The ‘local GPS’ in São Tomé and Príncipe

6 Feb 2019
By Edem Selormey; Afrobarometer's field operations manager for anglophone West Africa and East and North Africa. edem@afrobarometer.org

  Edem Selormey is Afrobarometer field operations manager for anglophone West Africa and East and North Africa. edem@afrobarometer.org

I have wondered why some National Partners provide T-shirts, caps, etc. to fieldworkers. Whilst such bold identification of AB fieldworkers would be quite inappropriate in some of the countries we survey, T-shirts and caps branded with AB insignia are a standard part of AB surveys in a few of our countries. Cabo Verde’s Afrosondagem, for instance, opts for the traditional AB orange, blue, or white T-shirts for fieldworkers. Quite conspicuous for fieldwork, one might think.
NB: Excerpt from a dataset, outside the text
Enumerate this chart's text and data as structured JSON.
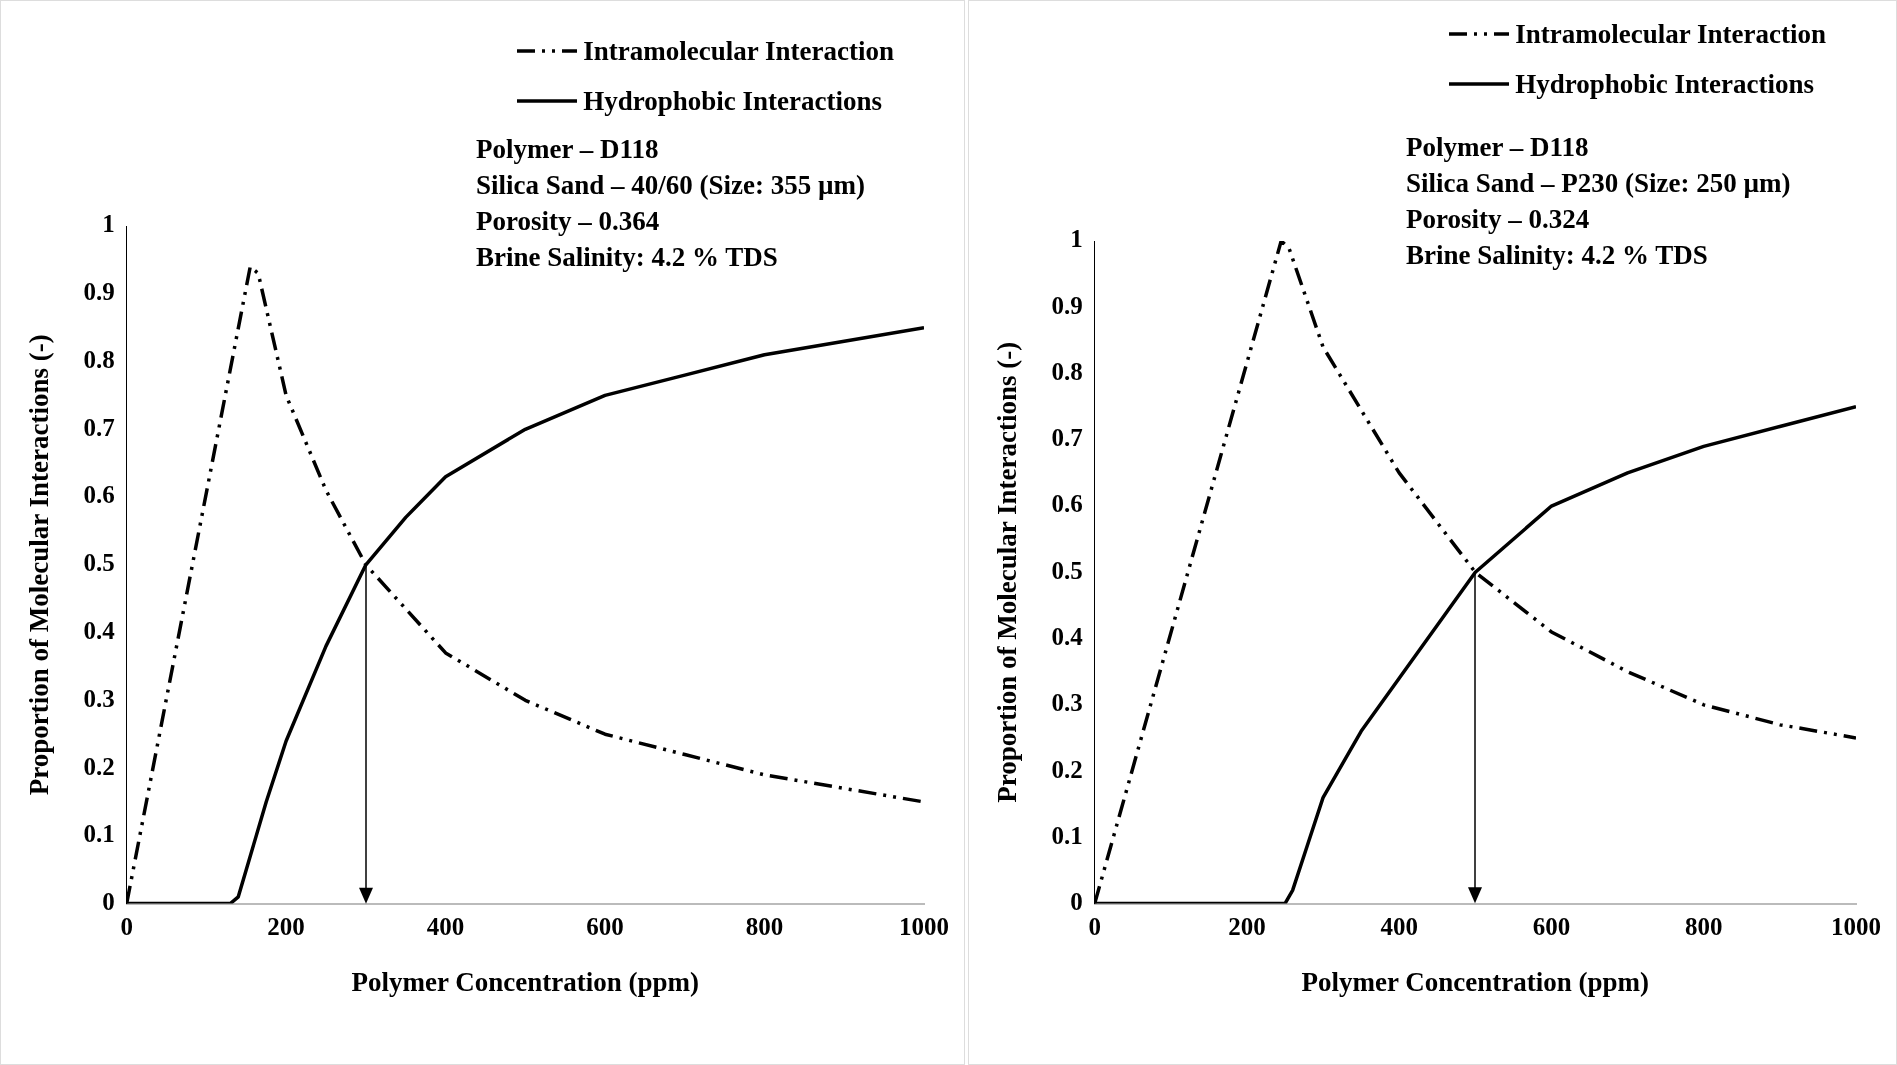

However, for our pioneer lusophone National Partner (first to introduce the use of T-shirts in 2002), the T- shirts make the fieldworkers look smart and business-like and serves as identification material in the field. Fieldworkers also get to keep them as souvenirs. But for me, in 2018, the significance of the orange T- shirt changed from just attire for fieldworkers and publicity item for AB to something more useful and innovative. It became the “local GPS”!

On the first day of field monitoring (by Afrosondagem and CDD-Ghana) in São Tomé and Príncipe, the technical assistance team accidentally split from the team of fieldworkers. After trying without luck to reach the supervisor and field research assistants on the phone, and desperate to find at least one field research assistant to observe an interview, we resorted to the old-fashioned way of doing things in Africa – ask anyone we met along the road, “Have you seen anyone in an orange T-shirt similar to what we are wearing?” If yes: “Where did you see them, and which direction did they go?”

Within a 400-meter radius of where we had last seen the field research assistants, we asked six people, including four children between the ages of 6 and 10 years. Out of the six, four had seen the orange T- shirt and pointed us in the right direction. After a 200-meter walk down narrow alleys and bumpy dirt roads, a little girl probably 6 or 7-year-old who was playing with her friends not only responded “Sim” (Portuguese for “yes”) to our question about a “camiseta laranja” but also led us to the exact spot (her home) where the orange-shirted field research assistant was conducting her first interview, with a taxi driver.

If only our modern GPS were as precise as the little girl in São Tomé!

Image: Afrobarometer field researchers in São Tomé and Príncipe.